Es kann daher auch im Berufungsverfahren auf Grund der obigen Ausführungen dahinstehen, ob die Beklagten mit ihrer Erklärung vom 20.12.2018 den Auftrag für die Errichtung der Stützmauer widerrufen haben.
Soweit die Klägerin hinsichtlich der erstinstanzlichen mündlichen Verhandlung vom 25.11.2020 unter Corona-Bedingungen das Tragen von Mundschutz und die Verhandlung per Video gemäß § 128a ZPO rügen, lässt sie bereits gemäß § 520 Abs. 3 Ziffer 2 ZPO Vortrag vermissen, inwieweit diese Verfahrensrügen kausal für die Entscheidung waren.
Der Klägerin stehen Zinsen in Höhe von 5 Prozentpunkten über dem Basiszins unter Verzugsgesichtspunkten seit dem 19.5.2018 gemäß §§ 286, 288 Abs. 1 BGB zu. Auf Grund der Mahnung der Klägerin vom 11.5.2018 (Bl. 28 d.A.) befinden sich die Beklagten seit dem 19.5.2018 mit der Zahlung der zwei oben genannten Rechnungen in Verzug.
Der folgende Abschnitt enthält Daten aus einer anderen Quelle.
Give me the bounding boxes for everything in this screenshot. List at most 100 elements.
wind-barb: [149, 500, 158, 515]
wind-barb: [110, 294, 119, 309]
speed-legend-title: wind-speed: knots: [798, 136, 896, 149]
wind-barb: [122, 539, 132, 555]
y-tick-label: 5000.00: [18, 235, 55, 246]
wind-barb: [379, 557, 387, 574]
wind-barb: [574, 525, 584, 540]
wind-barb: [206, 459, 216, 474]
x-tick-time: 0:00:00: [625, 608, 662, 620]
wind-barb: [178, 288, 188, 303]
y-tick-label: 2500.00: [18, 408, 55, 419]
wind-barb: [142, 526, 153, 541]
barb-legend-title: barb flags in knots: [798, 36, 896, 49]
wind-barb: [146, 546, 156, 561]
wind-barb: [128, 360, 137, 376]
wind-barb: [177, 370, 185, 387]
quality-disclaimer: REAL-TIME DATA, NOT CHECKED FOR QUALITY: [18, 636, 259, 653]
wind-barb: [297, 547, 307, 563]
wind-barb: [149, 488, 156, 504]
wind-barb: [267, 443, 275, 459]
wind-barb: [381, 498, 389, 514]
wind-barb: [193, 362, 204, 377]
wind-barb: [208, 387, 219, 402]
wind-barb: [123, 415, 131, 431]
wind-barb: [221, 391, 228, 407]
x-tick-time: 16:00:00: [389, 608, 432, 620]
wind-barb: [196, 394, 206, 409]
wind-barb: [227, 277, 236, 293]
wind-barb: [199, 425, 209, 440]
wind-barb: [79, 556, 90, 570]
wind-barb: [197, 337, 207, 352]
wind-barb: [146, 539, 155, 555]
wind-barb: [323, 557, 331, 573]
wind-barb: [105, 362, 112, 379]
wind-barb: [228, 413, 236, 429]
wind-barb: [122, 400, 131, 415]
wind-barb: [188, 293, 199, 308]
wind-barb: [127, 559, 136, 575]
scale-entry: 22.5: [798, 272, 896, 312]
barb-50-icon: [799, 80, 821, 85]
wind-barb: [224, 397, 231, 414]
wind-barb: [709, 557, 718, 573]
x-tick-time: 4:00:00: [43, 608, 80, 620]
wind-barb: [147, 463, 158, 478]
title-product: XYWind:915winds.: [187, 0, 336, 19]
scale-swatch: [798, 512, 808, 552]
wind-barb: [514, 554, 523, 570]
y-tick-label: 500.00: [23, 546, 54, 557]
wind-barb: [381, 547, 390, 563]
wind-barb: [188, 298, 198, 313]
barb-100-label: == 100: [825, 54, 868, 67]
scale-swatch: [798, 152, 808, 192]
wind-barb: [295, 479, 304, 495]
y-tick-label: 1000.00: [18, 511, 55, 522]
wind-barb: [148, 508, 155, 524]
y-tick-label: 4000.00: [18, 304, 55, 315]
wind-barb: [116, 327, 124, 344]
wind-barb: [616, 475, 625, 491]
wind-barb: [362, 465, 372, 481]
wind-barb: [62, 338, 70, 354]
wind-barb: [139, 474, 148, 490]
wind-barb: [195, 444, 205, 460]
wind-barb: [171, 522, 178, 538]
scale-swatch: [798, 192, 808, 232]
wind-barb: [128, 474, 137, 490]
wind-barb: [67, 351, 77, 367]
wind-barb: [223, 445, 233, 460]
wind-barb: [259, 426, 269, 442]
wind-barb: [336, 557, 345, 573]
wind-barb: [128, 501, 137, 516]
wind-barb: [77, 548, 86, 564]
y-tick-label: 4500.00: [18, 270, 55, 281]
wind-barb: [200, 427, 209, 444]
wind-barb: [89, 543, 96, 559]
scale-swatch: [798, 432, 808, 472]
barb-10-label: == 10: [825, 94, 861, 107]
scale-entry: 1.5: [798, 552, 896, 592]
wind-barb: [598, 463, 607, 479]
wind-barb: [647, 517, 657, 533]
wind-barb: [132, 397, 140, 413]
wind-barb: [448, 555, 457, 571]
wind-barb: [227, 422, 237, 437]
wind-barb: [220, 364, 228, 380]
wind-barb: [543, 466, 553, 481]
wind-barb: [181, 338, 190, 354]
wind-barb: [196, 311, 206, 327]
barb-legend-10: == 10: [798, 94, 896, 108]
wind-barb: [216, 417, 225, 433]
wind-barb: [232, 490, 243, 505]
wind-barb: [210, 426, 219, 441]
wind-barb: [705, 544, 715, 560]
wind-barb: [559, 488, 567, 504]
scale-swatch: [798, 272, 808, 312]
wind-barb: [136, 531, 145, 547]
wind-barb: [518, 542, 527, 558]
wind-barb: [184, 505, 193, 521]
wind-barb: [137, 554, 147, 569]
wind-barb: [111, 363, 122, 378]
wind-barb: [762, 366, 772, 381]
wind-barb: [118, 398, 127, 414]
Einen darüberhinausgehenden Verzugsschaden von 40,- € gemäß § 288 Abs. 5 BGB kann die Klägerin gegen die Beklagten, die Verbraucher sind, nicht beanspruchen.
Der Anspruch auf vorgerichtliche Anwaltskosten ist mangels substantiiertem Vortrag nicht begründet. Das Landgericht hat bereits in der mündlichen Verhandlung vom 25.11.2020 auf die fehlende Substantiierung hingewiesen. Weiterer Vortrag ist klägerseits nicht erfolgt.
Die Kostenentscheidung beruht auf § 92 Abs. 2 Nr. 1 ZPO.
Die Zulassung der Revision war nicht geboten, weil die Rechtssache keine grundsätzliche Bedeutung hat und eine Entscheidung des Revisionsgerichts weder zur Fortbildung des Rechts noch zur Sicherung einer einheitlichen Rechtsprechung erforderlich ist (§ 543 Abs. 2 ZPO). Es handelt sich um eine Einzelfallentscheidung.
Die Streitwertfestsetzung ergibt sich aus den §§ 47 GKG, 3 ZPO.